Who is Karaindrou? Aside from Pan, the lusty Greek god who invented the pipes that bear his name, and Iannis Xenakis, a spiky modernist composer who made his reputation in the 1960s, Greece has offered few major musical figures. But Karaindrou, 54, called the "Tenth Muse" by fellow Greeks, may be just the woman to put her nation back on the musical map. Blending the sounds of traditional Greek instruments such as the santouri (a kind of zither), conventional popular instruments like the accordion and the full orchestral panoply of woodwinds, brass and strings, Karaindrou creates an archaic, almost mythic sound. "I like marrying sounds I know--Greek traditional folk to jazz or classical," she says. "I feel like a painter, taking dabs of color from a wide variety of sources and making something out of it.

"This adventurous quality marks her music for the controversial film director Theo Angelopoulos, with whom she has worked on five films since 1984. Their most recent project, the moving three-hour epic Ulysses' Gaze--starring Harvey Keitel in a topical updating of the Homeric legend, set against the Bosnian conflict--won the Grand Prix at Cannes last May. Karaindrou's creative role is so important that she often writes the music before Angelopoulos has shot a scene, inspiring him to find a visual equivalent for her aural material, rather than the other way around. "It is a feeling and a common language of communication that creates an invisible bond between us, an alchemy," notes Angelopoulos.

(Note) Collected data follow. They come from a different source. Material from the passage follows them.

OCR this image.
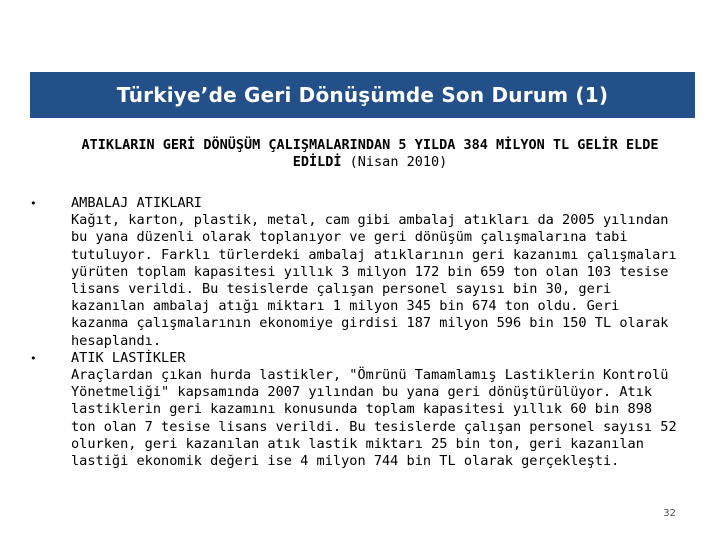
Türkiye’de Geri Dönüşümde Son Durum (1)
ATIKLARIN GERİ DÖNÜŞÜM ÇALIŞMALARINDAN 5 YILDA 384 MİLYON TL GELİR ELDE EDİLDİ (Nisan 2010)
•	AMBALAJ ATIKLARI
Kağıt, karton, plastik, metal, cam gibi ambalaj atıkları da 2005 yılından bu yana düzenli olarak toplanıyor ve geri dönüşüm çalışmalarına tabi tutuluyor. Farklı türlerdeki ambalaj atıklarının geri kazanımı çalışmaları yürüten toplam kapasitesi yıllık 3 milyon 172 bin 659 ton olan 103 tesise lisans verildi. Bu tesislerde çalışan personel sayısı bin 30, geri kazanılan ambalaj atığı miktarı 1 milyon 345 bin 674 ton oldu. Geri kazanma çalışmalarının ekonomiye girdisi 187 milyon 596 bin 150 TL olarak hesaplandı.
•	ATIK LASTİKLER
Araçlardan çıkan hurda lastikler, "Ömrünü Tamamlamış Lastiklerin Kontrolü Yönetmeliği" kapsamında 2007 yılından bu yana geri dönüştürülüyor. Atık lastiklerin geri kazamını konusunda toplam kapasitesi yıllık 60 bin 898 ton olan 7 tesise lisans verildi. Bu tesislerde çalışan personel sayısı 52 olurken, geri kazanılan atık lastik miktarı 25 bin ton, geri kazanılan lastiği ekonomik değeri ise 4 milyon 744 bin TL olarak gerçekleşti.
32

The album spun off from Ulysses' Gaze is Karaindrou's most impressive credit to date. An extended suite for solo viola, oboe, accordion, trumpet, horn, cello, voice and string orchestra, it has been a classical-chart best-seller in Greece since its October release and has just come out in the U.S. on the Munich-based ECM label. Amazingly, the basic score was composed in a single midwinter's night. "After reading the script, talking to Theo and hearing his narration of the story, I was immersed in deep thought, returning to and feeling the innocence of my childhood years," says Karaindrou. "To what extent the Greek element comes out is an issue for others to ponder."

Like her other music for Angelopoulo--such as 1986's The Beekeeper, featuring the soulful playing of Norwegian jazz saxophonist Jan Garbarek, and 1991's lyric The Suspended Step of the Stork--Ulysses' Gaze is marked by arching, folklike melodies played over droning string chords, imparting an elegiac, inexpressibly sad aura. "I was looking for multinational music, from Russian revolutionary songs, litanies with Byzantine psalms, Bulgarian and Serb folk songs," says Karaindrou. "This search for the lost gaze of innocence, and return to pristine, true feelings and faith, is what inspired me."

Karaindrou found inspiration early. Born in the remote mountain village of Teichio in central Greece, she remembers "the music of wind, rain on the slate roof, the nightingale singing, the silence of the snow, the playing of clarinets and flutes and village festivals." When she was six, her family moved to Athens into an apartment overlooking an outdoor summer theater; a few years later, she started piano lessons. Fifteen years of music study at the Hellenikon Odion school in Athens followed, as well as courses in history and archaeology at the University of Athens.

In 1967 Karaindrou--married but estranged from her husband--fled the repressive Greece of the generals with her young son and headed to Paris, where she studied ethnomusicology and fell in with a group of like-minded liberal expatriates. After the restoration of democracy in 1974, she returned to Athens. Following a divorce, she married the avant-garde stage director Antonis Antipas in 1988 and continued writing music for theater. Since her 1975 debut album, The Big Wakefulness, she has put out 18 stand-alone records and scored 33 plays and 16 films.